Originally Posted by
Landing Gear
From previous messages it seems like both you and I were kids in 1963 in New York. The beat down of the black sailor in the middle of Grand Central seemed unbelievable. I don't think things like that happened then in New York City, don't recall ever hearing about it and certainly didn't read it in "current events" in school. I'm pretty certain my parents would have mentioned something as well.
Does that coincide with your recollection as well?
You're right -- I was born in NYC and lived there in the 1960s and early '70s, first on Riverside Drive, then on Staten Island, which my parents imagined -- wrongly -- as some bucolic Elysian paradise more conducive to raising kids.
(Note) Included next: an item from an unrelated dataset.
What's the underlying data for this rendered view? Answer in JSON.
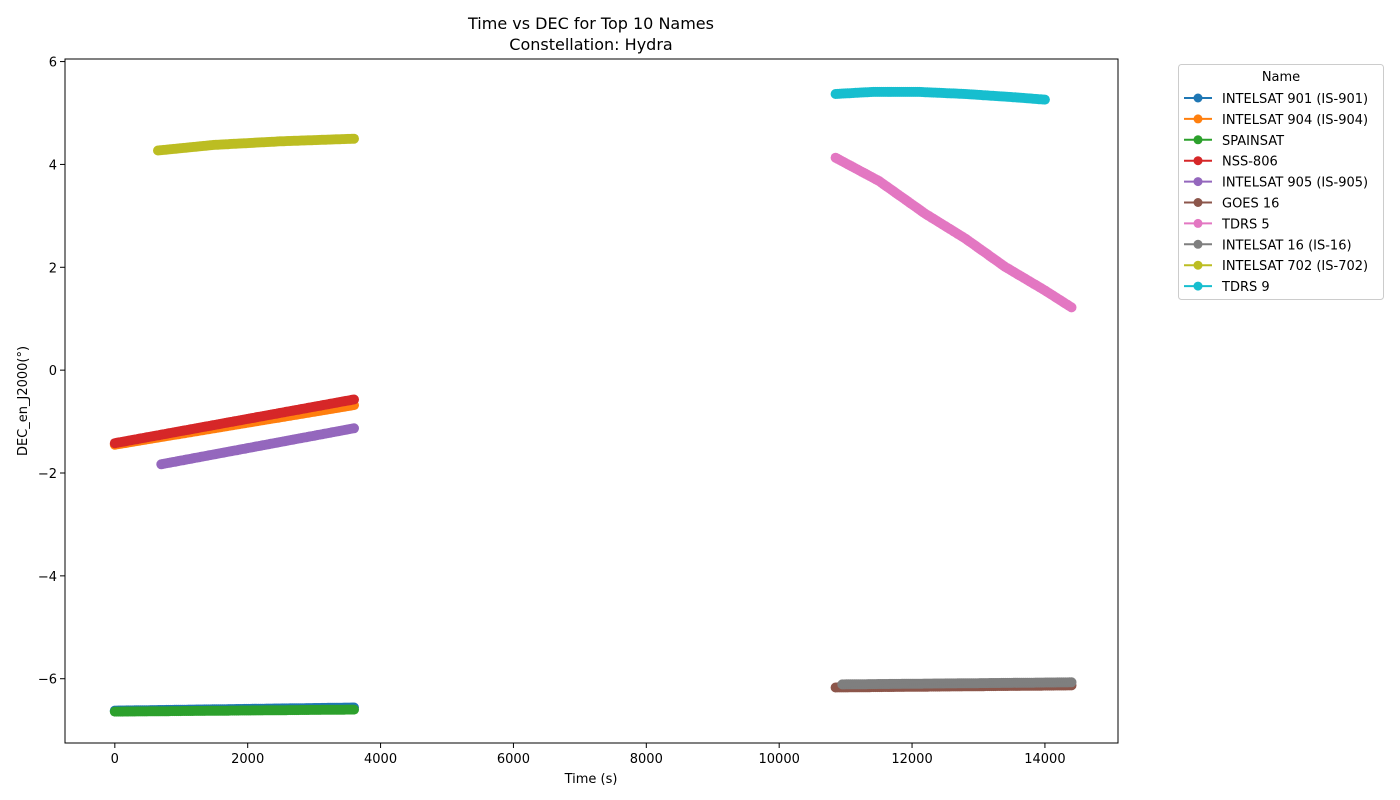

I agree the attack in "Grand Central Station" was an absurd plot point better suited to a Mississippi Greyhound depot. Hot-tempered rednecks did not patrol Manhattan beating up blacks for holding hands with white women. As a kid I went to diverse public schools, and the only racism I was aware of came from the mouth of my Arkansas grandmother on her tentative visits to Sodom by the Hudson. Whatever the poor woman said was firmly decoded and neutralized for us by Dad and Mom after she left.
Mayors Wagner and Lindsay steered Fun City through the '60s civil rights era with relative sensitivity. Lindsay ('65-'73) walked the streets of Harlem the nights MLK and RFK were killed, defusing who knows what mayhem. But I digress -- point is, for all the verisimilitude in its production design, Pan Am's storylines seem more and more divorced from reality.